Which meant that the next witness up should be Chomir . . .

* * *

The use of an animal as a verification witness had been cleared in advance with the adjudicators. It was not without precedent; Chomir would be admitted even if, for some reason, the opposing attorneys objected, and objections weren’t expected. The Verifier would be instructed only to establish whether anything could be found in the dog’s memory to show the Parlin family had been directly responsible for the murder device planted in his brain.

It was what she had planned. But she had expected to have some intimation by now of what the Verifier’s reaction to their doctored witness would be. And there’d been nothing. . . .

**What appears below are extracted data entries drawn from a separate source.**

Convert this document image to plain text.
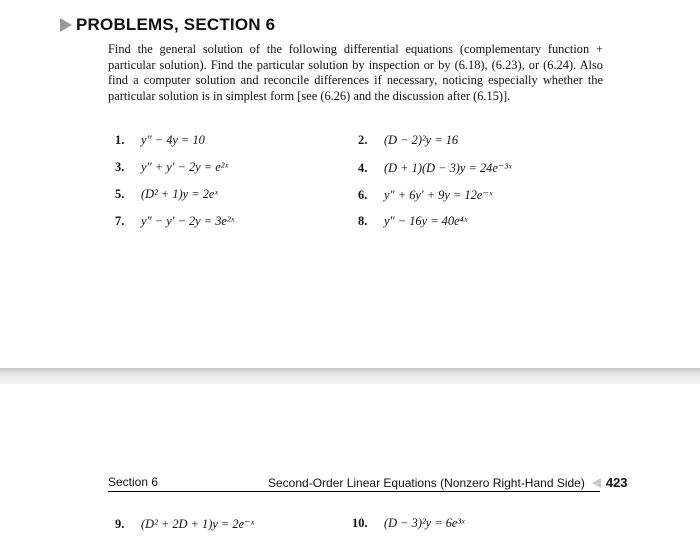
PROBLEMS, SECTION 6
Find the general solution of the following differential equations (complementary function + particular solution). Find the particular solution by inspection or by (6.18), (6.23), or (6.24). Also find a computer solution and reconcile differences if necessary, noticing especially whether the particular solution is in simplest form [see (6.26) and the discussion after (6.15)].
1. y″ − 4y = 10	2. (D − 2)²y = 16
3. y″ + y′ − 2y = e²ˣ	4. (D + 1)(D − 3)y = 24e⁻³ˣ
5. (D² + 1)y = 2eˣ	6. y″ + 6y′ + 9y = 12e⁻ˣ
7. y″ − y′ − 2y = 3e²ˣ	8. y″ − 16y = 40e⁴ˣ
Section 6	Second-Order Linear Equations (Nonzero Right-Hand Side) 423
9. (D² + 2D + 1)y = 2e⁻ˣ	10. (D − 3)²y = 6e³ˣ
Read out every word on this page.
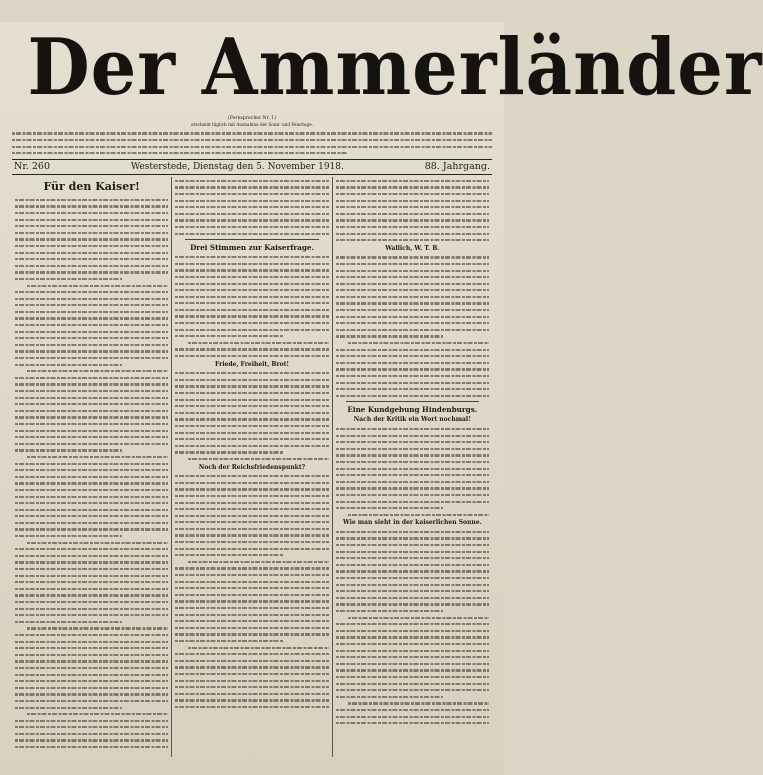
Der Ammerländer
(Fernsprecher Nr. 1)
erscheint täglich mit Ausnahme der Sonn- und Feiertage.
Nr. 260	Westerstede, Dienstag den 5. November 1918.	88. Jahrgang.
Für den Kaiser!
Drei Stimmen zur Kaiserfrage.
Friede, Freiheit, Brot!
Noch der Reichsfriedenspunkt?
Wallich, W. T. B.
Eine Kundgebung Hindenburgs.
Nach der Kritik ein Wort nochmal!
Wie man sieht in der kaiserlichen Sonne.
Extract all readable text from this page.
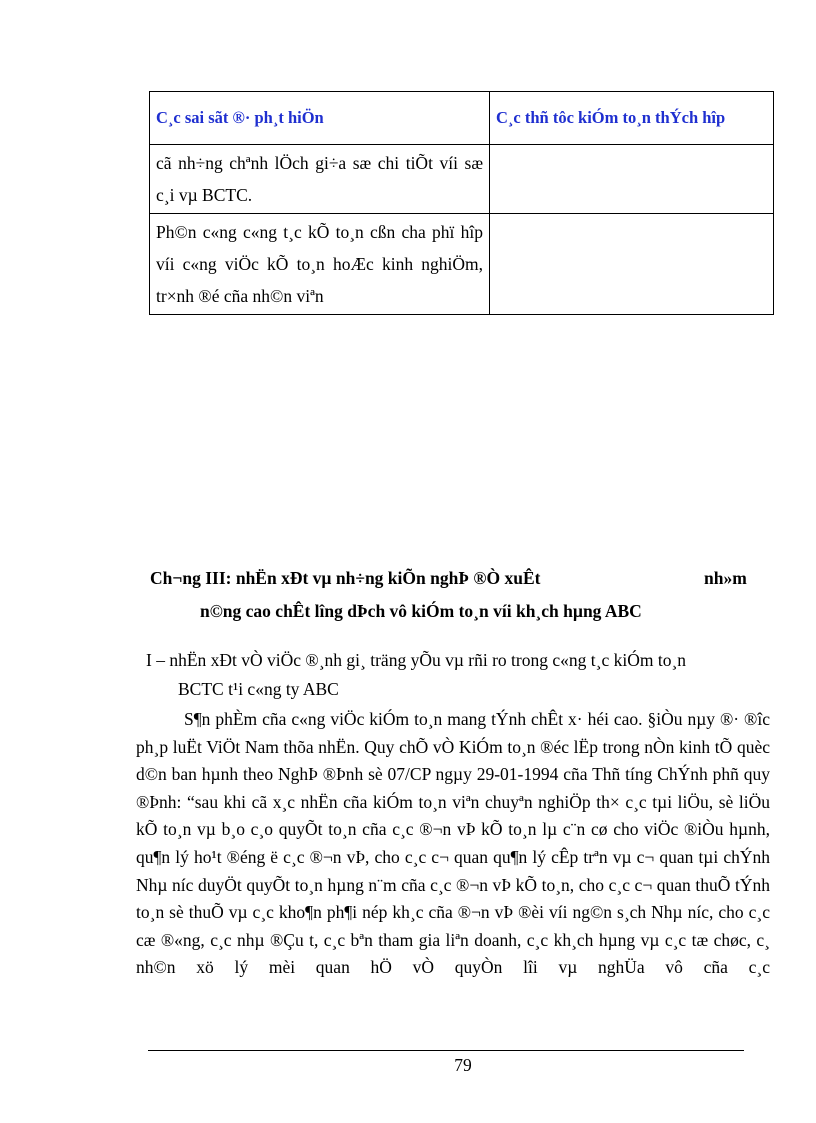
C¸c sai sãt ®· ph¸t hiÖn	C¸c thñ tôc kiÓm to¸n thÝch hîp
cã nh÷ng chªnh lÖch gi÷a sæ chi tiÕt víi sæ c¸i vµ BCTC.	
Ph©n c«ng c«ng t¸c kÕ to¸n cßn cha phï hîp víi c«ng viÖc kÕ to¸n hoÆc kinh nghiÖm, tr×nh ®é cña nh©n viªn	
Ch¬ng III: nhËn xÐt vµ nh÷ng kiÕn nghÞ ®Ò xuÊt	nh»m
n©ng cao chÊt lîng dÞch vô kiÓm to¸n víi kh¸ch hµng ABC
I – nhËn xÐt vÒ viÖc ®¸nh gi¸ träng yÕu vµ rñi ro trong c«ng t¸c kiÓm to¸n
BCTC t¹i c«ng ty ABC

S¶n phÈm cña c«ng viÖc kiÓm to¸n mang tÝnh chÊt x· héi cao. §iÒu nµy ®· ®îc ph¸p luËt ViÖt Nam thõa nhËn. Quy chÕ vÒ KiÓm to¸n ®éc lËp trong nÒn kinh tÕ quèc d©n ban hµnh theo NghÞ ®Þnh sè 07/CP ngµy 29-01-1994 cña Thñ tíng ChÝnh phñ quy ®Þnh: “sau khi cã x¸c nhËn cña kiÓm to¸n viªn chuyªn nghiÖp th× c¸c tµi liÖu, sè liÖu kÕ to¸n vµ b¸o c¸o quyÕt to¸n cña c¸c ®¬n vÞ kÕ to¸n lµ c¨n cø cho viÖc ®iÒu hµnh, qu¶n lý ho¹t ®éng ë c¸c ®¬n vÞ, cho c¸c c¬ quan qu¶n lý cÊp trªn vµ c¬ quan tµi chÝnh Nhµ níc duyÖt quyÕt to¸n hµng n¨m cña c¸c ®¬n vÞ kÕ to¸n, cho c¸c c¬ quan thuÕ tÝnh to¸n sè thuÕ vµ c¸c kho¶n ph¶i nép kh¸c cña ®¬n vÞ ®èi víi ng©n s¸ch Nhµ níc, cho c¸c cæ ®«ng, c¸c nhµ ®Çu t, c¸c bªn tham gia liªn doanh, c¸c kh¸ch hµng vµ c¸c tæ chøc, c¸ nh©n xö lý mèi quan hÖ vÒ quyÒn lîi vµ nghÜa vô cña c¸c

79
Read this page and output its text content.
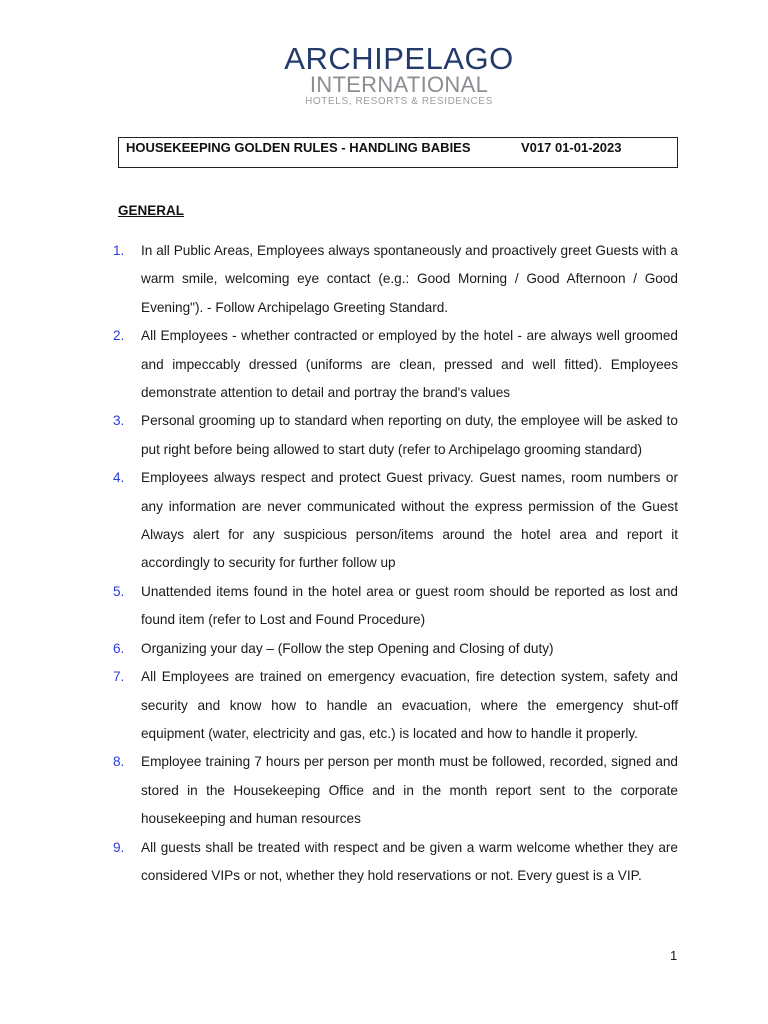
ARCHIPELAGO
INTERNATIONAL
HOTELS, RESORTS & RESIDENCES
HOUSEKEEPING GOLDEN RULES - HANDLING BABIES	V017 01-01-2023
GENERAL
1. In all Public Areas, Employees always spontaneously and proactively greet Guests with a warm smile, welcoming eye contact (e.g.: Good Morning / Good Afternoon / Good Evening"). - Follow Archipelago Greeting Standard.
2. All Employees - whether contracted or employed by the hotel - are always well groomed and impeccably dressed (uniforms are clean, pressed and well fitted). Employees demonstrate attention to detail and portray the brand's values
3. Personal grooming up to standard when reporting on duty, the employee will be asked to put right before being allowed to start duty (refer to Archipelago grooming standard)
4. Employees always respect and protect Guest privacy. Guest names, room numbers or any information are never communicated without the express permission of the Guest Always alert for any suspicious person/items around the hotel area and report it accordingly to security for further follow up
5. Unattended items found in the hotel area or guest room should be reported as lost and found item (refer to Lost and Found Procedure)
6. Organizing your day – (Follow the step Opening and Closing of duty)
7. All Employees are trained on emergency evacuation, fire detection system, safety and security and know how to handle an evacuation, where the emergency shut-off equipment (water, electricity and gas, etc.) is located and how to handle it properly.
8. Employee training 7 hours per person per month must be followed, recorded, signed and stored in the Housekeeping Office and in the month report sent to the corporate housekeeping and human resources
9. All guests shall be treated with respect and be given a warm welcome whether they are considered VIPs or not, whether they hold reservations or not. Every guest is a VIP.
1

Telzey leaned forward suddenly and switched off the central screen and voice transmitters. It might still be several minutes before Chomir was taken to the contact chamber. They’d been told he would be doped first to keep him quiet while the machine carried out its work.

She shifted in the chair, laid her hands, palms down, on the armrests, and closed her eyes. The psi bubble about her mind opened. Her awareness expanded out cautiously into the Transcluster complex.

It wasn’t quiet there. Psi whispered, murmured, muttered, in an incessant meaningless trickling from the swarms of humanity which crowded the vast Central. But that seemed to be all. The unaware insect buzz of thousands of minds faded, swelled, faded monotonously; and nothing else happened. She could detect no slightest hint of an active telepath, mechanical or human, nearby.